Hace unos días, el 30 de noviembre, Eduardo Mendoza fue galardonado con el premio Cervantes por poseer, entre otras virtudes, «una lengua literaria llena de sutilezas e ironía». El jurado aquí enmascara simple y llanamente el dominio que atesora Mendoza cuando de crear tragicomedia se trata.

Fue en 1978 cuando ideó un personaje único, anónimo, con un trastorno mental y una fina inteligencia que le permiten valorar las desventajas de no ser un paria y las ventajas de parecerlo. Su agudeza y sus ansias de libertad son apreciadas por la policía, que lo usa para resolver crímenes a cambio de unos días de desencierro, lejos del manicomio, y unas Pepsis. Así fue y así es. A pesar de su fealdad y su complexión nada agraciada, puede pasar por muchos sin más disfraz que su tono de voz y unas habilidades innatas. Recurrirá una y otra vez al nombre de Sugrañes, su médico.
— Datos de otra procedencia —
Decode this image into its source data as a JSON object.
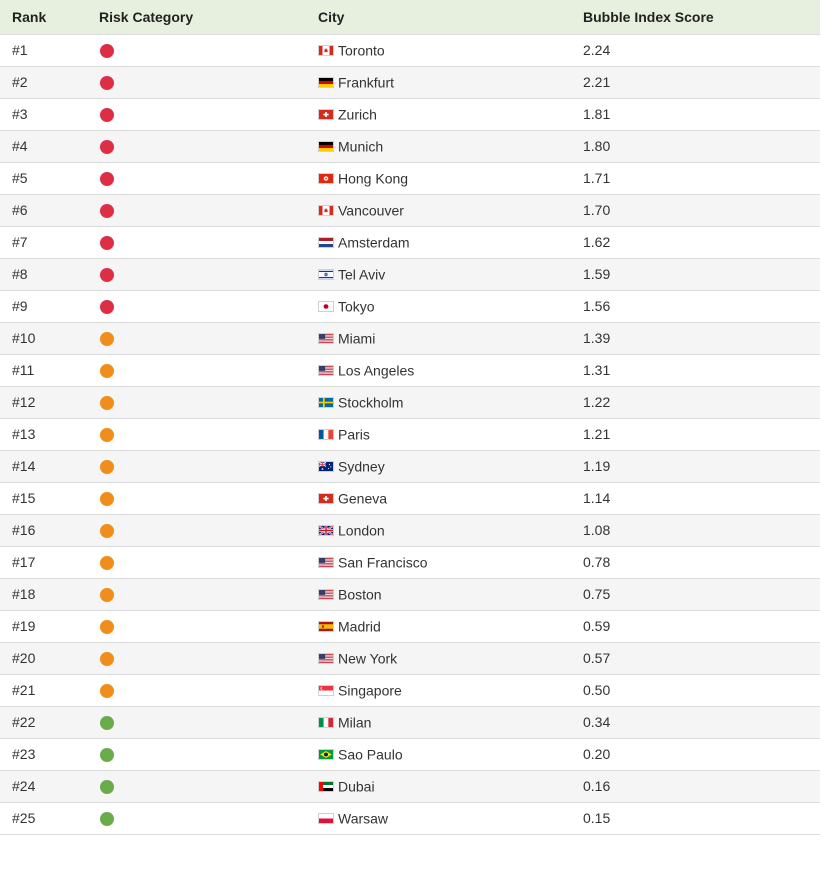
{
  "table": {
    "headers": {
      "rank": "Rank",
      "risk": "Risk Category",
      "city": "City",
      "score": "Bubble Index Score"
    },
    "risk_colors": {
      "high": "#dc2f45",
      "medium": "#f28c1b",
      "low": "#6aac4a"
    },
    "rows": [
      {
        "rank": "#1",
        "risk": "high",
        "city": "Toronto",
        "flag": "canada-flag-icon",
        "score": "2.24"
      },
      {
        "rank": "#2",
        "risk": "high",
        "city": "Frankfurt",
        "flag": "germany-flag-icon",
        "score": "2.21"
      },
      {
        "rank": "#3",
        "risk": "high",
        "city": "Zurich",
        "flag": "switzerland-flag-icon",
        "score": "1.81"
      },
      {
        "rank": "#4",
        "risk": "high",
        "city": "Munich",
        "flag": "germany-flag-icon",
        "score": "1.80"
      },
      {
        "rank": "#5",
        "risk": "high",
        "city": "Hong Kong",
        "flag": "hong-kong-flag-icon",
        "score": "1.71"
      },
      {
        "rank": "#6",
        "risk": "high",
        "city": "Vancouver",
        "flag": "canada-flag-icon",
        "score": "1.70"
      },
      {
        "rank": "#7",
        "risk": "high",
        "city": "Amsterdam",
        "flag": "netherlands-flag-icon",
        "score": "1.62"
      },
      {
        "rank": "#8",
        "risk": "high",
        "city": "Tel Aviv",
        "flag": "israel-flag-icon",
        "score": "1.59"
      },
      {
        "rank": "#9",
        "risk": "high",
        "city": "Tokyo",
        "flag": "japan-flag-icon",
        "score": "1.56"
      },
      {
        "rank": "#10",
        "risk": "medium",
        "city": "Miami",
        "flag": "usa-flag-icon",
        "score": "1.39"
      },
      {
        "rank": "#11",
        "risk": "medium",
        "city": "Los Angeles",
        "flag": "usa-flag-icon",
        "score": "1.31"
      },
      {
        "rank": "#12",
        "risk": "medium",
        "city": "Stockholm",
        "flag": "sweden-flag-icon",
        "score": "1.22"
      },
      {
        "rank": "#13",
        "risk": "medium",
        "city": "Paris",
        "flag": "france-flag-icon",
        "score": "1.21"
      },
      {
        "rank": "#14",
        "risk": "medium",
        "city": "Sydney",
        "flag": "australia-flag-icon",
        "score": "1.19"
      },
      {
        "rank": "#15",
        "risk": "medium",
        "city": "Geneva",
        "flag": "switzerland-flag-icon",
        "score": "1.14"
      },
      {
        "rank": "#16",
        "risk": "medium",
        "city": "London",
        "flag": "uk-flag-icon",
        "score": "1.08"
      },
      {
        "rank": "#17",
        "risk": "medium",
        "city": "San Francisco",
        "flag": "usa-flag-icon",
        "score": "0.78"
      },
      {
        "rank": "#18",
        "risk": "medium",
        "city": "Boston",
        "flag": "usa-flag-icon",
        "score": "0.75"
      },
      {
        "rank": "#19",
        "risk": "medium",
        "city": "Madrid",
        "flag": "spain-flag-icon",
        "score": "0.59"
      },
      {
        "rank": "#20",
        "risk": "medium",
        "city": "New York",
        "flag": "usa-flag-icon",
        "score": "0.57"
      },
      {
        "rank": "#21",
        "risk": "medium",
        "city": "Singapore",
        "flag": "singapore-flag-icon",
        "score": "0.50"
      },
      {
        "rank": "#22",
        "risk": "low",
        "city": "Milan",
        "flag": "italy-flag-icon",
        "score": "0.34"
      },
      {
        "rank": "#23",
        "risk": "low",
        "city": "Sao Paulo",
        "flag": "brazil-flag-icon",
        "score": "0.20"
      },
      {
        "rank": "#24",
        "risk": "low",
        "city": "Dubai",
        "flag": "uae-flag-icon",
        "score": "0.16"
      },
      {
        "rank": "#25",
        "risk": "low",
        "city": "Warsaw",
        "flag": "poland-flag-icon",
        "score": "0.15"
      }
    ]
  }
}
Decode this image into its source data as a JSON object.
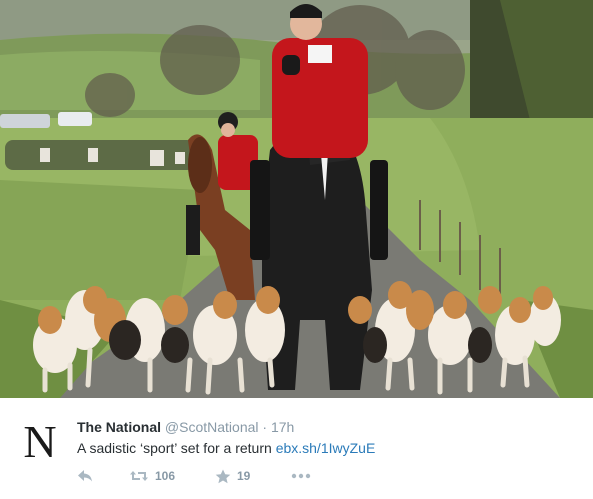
{
  "photo": {
    "alt_icon": "hunt-photo"
  },
  "tweet": {
    "avatar_letter": "N",
    "display_name": "The National",
    "handle": "@ScotNational",
    "separator": "·",
    "time": "17h",
    "text": "A sadistic ‘sport’ set for a return ",
    "link": "ebx.sh/1IwyZuE",
    "actions": {
      "reply_icon": "reply-icon",
      "retweet_icon": "retweet-icon",
      "retweet_count": "106",
      "favorite_icon": "star-icon",
      "favorite_count": "19",
      "more_icon": "more-icon"
    }
  },
  "colors": {
    "link": "#2b7bb9",
    "muted": "#8899a6",
    "text": "#292f33",
    "coat_red": "#c4161c"
  }
}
Conocí a Mendoza gracias a una película que rescuperé anoche mismo: La cripta. Dirigida por Antonio del Real, contó con el laureado Mendoza a la hora de escribir el guión. No juraré que resultó un buen largometraje, pero en aquellos 110 minutos del año 1981 se repartían, como las pepitas de almendra en el helado de turrón, indudables alicientes. El mayor, que José Sacristán componía con la eficacia del actor experto el hermoso personaje del detective, tonto y lince. Su pronunciación cuando escapa de su boca, como un exabrupto, el socorrido Sugrañes es un tratado de esa sutileza e ironía que le atribuyen, con razón, a Mendoza.

Después llegarían, para mí, las novelas de don Eduardo, creciendo éste en mi valoración a medida que fui descubriendo que su obra constituía una rara avis en el panorama literario nacional.

Contornos ( ) Mendoza. El innombrado detective

Las buenas, buenas de verdad, son las dos primeras. Tan buenas que hacen que su pluma se haga merecedora del premio Cervantes y de cualquier otro premio que se precie. Sean cuales sean, el avispado y falso Sugrañes los dignificará.